When Canada first imposed economic sanctions in March 2014 in response to Russia’s military intervention in Crimea, the measures were targeted against certain Ukrainian and Russian officials. However, as the situation in Crimea escalates, the Canadian government has imposed increasingly broader sanctions which now target entities and key sectors of Russia’s economy. Canadian companies operating abroad should be particularly mindful of their obligations under the law and how to mitigate exposure to risk.
The first set of economic sanctions imposed by the Canadian government was an asset freeze against former Ukrainian government officials pursuant to the Freezing Assets of Corrupt Foreign Officials Act (“FACFOA”). Subsequently, further economic sanctions and travel bans against Ukrainian and Russian officials were imposed under the Special Economic Measures Act (“SEMA”). There are currently 49 individuals and 4 entities listed under the Special Economic Measure (Ukraine) Regulations (the “Ukraine Regulations”) and 47 individuals and 29 entities listed under theSpecial Economic Measures (Russia) Regulations (the “Russia Regulations”), together the “Regulations”.

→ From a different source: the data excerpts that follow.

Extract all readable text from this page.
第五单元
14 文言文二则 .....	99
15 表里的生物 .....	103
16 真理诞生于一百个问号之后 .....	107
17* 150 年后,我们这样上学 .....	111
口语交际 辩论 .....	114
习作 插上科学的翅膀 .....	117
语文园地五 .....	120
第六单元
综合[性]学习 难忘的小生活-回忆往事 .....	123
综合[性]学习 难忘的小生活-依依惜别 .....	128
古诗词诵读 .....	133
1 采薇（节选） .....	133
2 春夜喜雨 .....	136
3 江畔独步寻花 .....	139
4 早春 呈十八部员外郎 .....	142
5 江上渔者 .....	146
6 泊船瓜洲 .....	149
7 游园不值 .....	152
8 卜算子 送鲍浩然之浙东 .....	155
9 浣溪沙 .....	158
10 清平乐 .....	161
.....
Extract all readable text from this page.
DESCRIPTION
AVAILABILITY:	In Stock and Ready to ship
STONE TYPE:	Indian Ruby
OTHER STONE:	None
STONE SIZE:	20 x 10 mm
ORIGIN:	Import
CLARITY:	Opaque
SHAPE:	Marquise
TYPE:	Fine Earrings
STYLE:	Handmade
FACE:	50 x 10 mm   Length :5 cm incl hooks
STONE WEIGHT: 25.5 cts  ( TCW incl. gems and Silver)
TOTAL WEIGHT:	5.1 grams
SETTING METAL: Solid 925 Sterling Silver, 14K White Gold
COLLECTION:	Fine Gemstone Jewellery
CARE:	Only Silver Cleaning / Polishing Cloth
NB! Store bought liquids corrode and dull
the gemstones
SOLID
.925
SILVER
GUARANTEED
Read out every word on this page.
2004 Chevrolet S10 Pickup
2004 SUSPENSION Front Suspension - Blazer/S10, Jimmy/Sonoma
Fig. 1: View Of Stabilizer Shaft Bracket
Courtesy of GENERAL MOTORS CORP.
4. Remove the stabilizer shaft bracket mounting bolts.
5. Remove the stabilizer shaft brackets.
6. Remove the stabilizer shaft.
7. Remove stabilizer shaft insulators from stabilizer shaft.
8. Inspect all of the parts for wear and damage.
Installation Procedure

Recent Expansion of Sanctions
On July 24, 2014, the Canadian Government announced that the economic sanctions were being further broadened to include additional individuals and entities as a result of the downing of Malaysia Airlines flight MH17 over Ukraine. The Russia Regulations were amended to include seven more Russian entities in the financial, energy and arms sectors. Canada has also imposed restrictions on new debt financings and new equity financings provided to certain named entities.
Obligations on Canadians
The Regulations generally require all Canadians and Canadian companies to carry out due diligence, and search, freeze, and disclose to the RCMP any property in their possession or control that they know or believe to be directly or indirectly controlled by a designated person or by an entity controlled by a designated person. In addition, the Regulations prohibit persons in Canada and Canadians abroad from:
- dealing in any property, wherever situated, held by or on behalf of designated persons;
- facilitating or providing financial (or related) services, whether directly or indirectly, in respect of property in (1);
- making any goods available to designated persons;
- providing financial (or related) services to or for the benefit of the designated persons.
The Regulations also prohibit any person within Canada and Canadians outside Canada to in any way cause, assist or promote any of the prohibited activities. There are a limited number of exemptions set out in the Regulations.
The Regulations list certain categories of Canadian entities that must ensure compliance on a continuing basis, including, inter alia, authorized foreign banks, credit unions, insurance companies, trust companies, and loan companies. This obligation also applies to entities that engage in the dealing of securities or that provide portfolio and investment management services.
Compliance Obligations and Risk Mitigation
Companies operating abroad can mitigate the risk of non-compliance by carefully reviewing their business activities and monitoring any transactions that could be implicated under the Regulations. Having in place trade compliance programs and screening procedures is critical for risk management. As the scope of the sanctions against Russia are expected to continue to become more severe, it is important to stay updated.
Companies that are unsure about their obligations under the Regulations should consider seeking assistance from legal counsel. Although at first glance the Regulations seem deceptively simple, they have been drafted with what appears to be purposeful ambiguity so as to have broad and flexible reach in their application.
Mistakes in compliance can be costly as is apparent from the willingness of the Canadian Government to enforce its economic sanctions even when the violation is possibly due to inadvertence. In April 2014, Alberta-based company Lee Specialties Ltd. (“Lee”) was charged with violating SEMA by attempting to export controlled goods valued at $15 to the Islamic Republic of Iran. The company pleaded guilty and the plea agreement required that Lee pay a fine of $90,000.